Gerald J. Voros (May 13, 1930 – February 4, 2019) served as the Chairman of the International Committee of the Boy Scouts of America.

Voros took part in four world jamborees and was head of the American delegation at the 1995 18th World Scout Jamboree in the Netherlands. He served as a member of the Inter-American Scout Foundation for six years and chaired the group responsible for the reception of the Baden-Powell Companions in New York City in 2002.

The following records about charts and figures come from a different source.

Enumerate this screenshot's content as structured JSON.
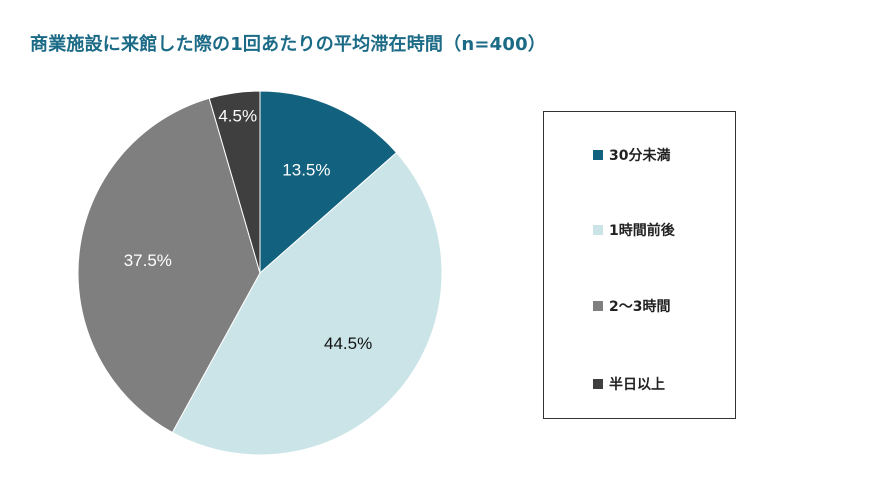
{
  "chart_data": {
    "type": "pie",
    "title": "商業施設に来館した際の1回あたりの平均滞在時間（n=400）",
    "categories": [
      "30分未満",
      "1時間前後",
      "2〜3時間",
      "半日以上"
    ],
    "values": [
      13.5,
      44.5,
      37.5,
      4.5
    ],
    "labels": [
      "13.5%",
      "44.5%",
      "37.5%",
      "4.5%"
    ],
    "colors": [
      "#12627f",
      "#cbe4e8",
      "#7f7f7f",
      "#3f3f3f"
    ],
    "label_colors": [
      "#ffffff",
      "#111111",
      "#ffffff",
      "#ffffff"
    ],
    "legend_position": "right"
  }
}
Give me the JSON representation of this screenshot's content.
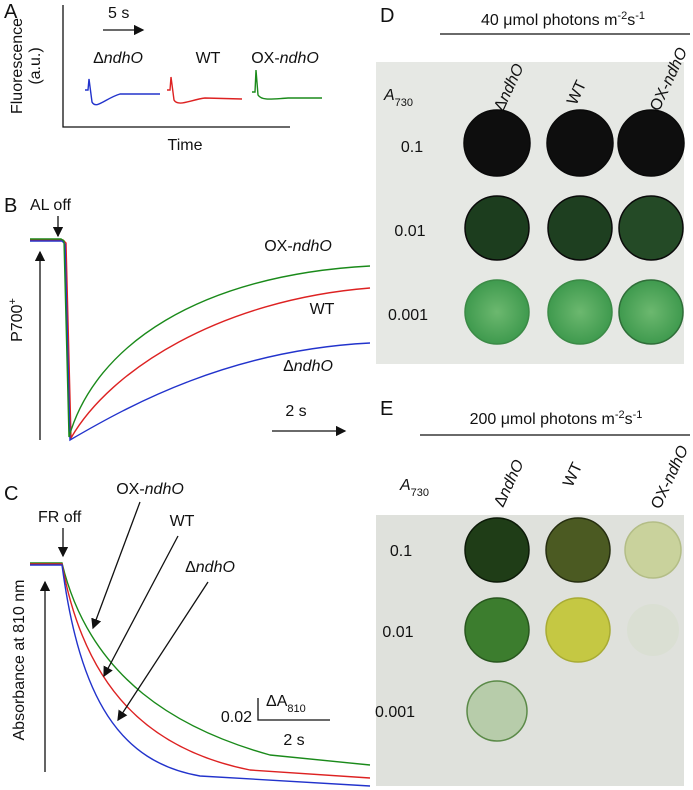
{
  "panel_a": {
    "label": "A",
    "time_scale": "5 s",
    "y_label": [
      "Fluorescence",
      "(a.u.)"
    ],
    "x_label": "Time",
    "traces": [
      {
        "prefix": "Δ",
        "italic": "ndhO"
      },
      {
        "prefix": "WT"
      },
      {
        "prefix": "OX-",
        "italic": "ndhO"
      }
    ]
  },
  "panel_b": {
    "label": "B",
    "trigger": "AL off",
    "y_label": {
      "text": "P700",
      "sup": "+"
    },
    "time_scale": "2 s",
    "traces": [
      {
        "prefix": "OX-",
        "italic": "ndhO"
      },
      {
        "prefix": "WT"
      },
      {
        "prefix": "Δ",
        "italic": "ndhO"
      }
    ]
  },
  "panel_c": {
    "label": "C",
    "trigger": "FR off",
    "y_label": "Absorbance at 810 nm",
    "traces": [
      {
        "prefix": "OX-",
        "italic": "ndhO"
      },
      {
        "prefix": "WT"
      },
      {
        "prefix": "Δ",
        "italic": "ndhO"
      }
    ],
    "scale": {
      "value": 0.02,
      "unit": {
        "text": "ΔA",
        "sub": "810"
      },
      "time": "2 s"
    }
  },
  "panel_d": {
    "label": "D",
    "title": [
      "40 μmol photons m",
      "-2",
      "s",
      "-1"
    ],
    "row_header": {
      "italic": "A",
      "sub": "730"
    },
    "columns": [
      {
        "prefix": "Δ",
        "italic": "ndhO"
      },
      {
        "prefix": "WT"
      },
      {
        "prefix": "OX-",
        "italic": "ndhO"
      }
    ],
    "rows": [
      0.1,
      0.01,
      0.001
    ]
  },
  "panel_e": {
    "label": "E",
    "title": [
      "200 μmol photons m",
      "-2",
      "s",
      "-1"
    ],
    "row_header": {
      "italic": "A",
      "sub": "730"
    },
    "columns": [
      {
        "prefix": "Δ",
        "italic": "ndhO"
      },
      {
        "prefix": "WT"
      },
      {
        "prefix": "OX-",
        "italic": "ndhO"
      }
    ],
    "rows": [
      0.1,
      0.01,
      0.001
    ]
  }
}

A Korean War veteran and an ex-Marine, Voros started his career in journalism and public relations, joining the Pittsburgh public relations agency Ketchum Communications in 1966 after leaving advertising agency N.W. Ayers in Chicago. In 1982 he was promoted from the head of the public relations unit to the president of Ketchum from 1983 until he retired in 1992. In 1983 he co-edited the book What Happens in Public Relations with Paul H. Alvarez. Involved in local politics as a supporter of the Democratic Party, he was campaign chair for Tom Murphy in 1993 leading to Murphy's election as Mayor of the City of Pittsburgh. Voros served as the chairman of the World Affairs Council of Pittsburgh (1988-1989), on the Development and Marketing Committee for the Extra Mile Education Foundation, and on the Board of Directors for the Pittsburgh Parks Conservancy.

In 2005, Voros was awarded the 308th Bronze Wolf, the only distinction of the World Organization of the Scout Movement, awarded by the World Scout Committee for exceptional services to world Scouting. He also received the Silver Buffalo Award in 1992.

Voros died on February 4, 2019, at the age of 88.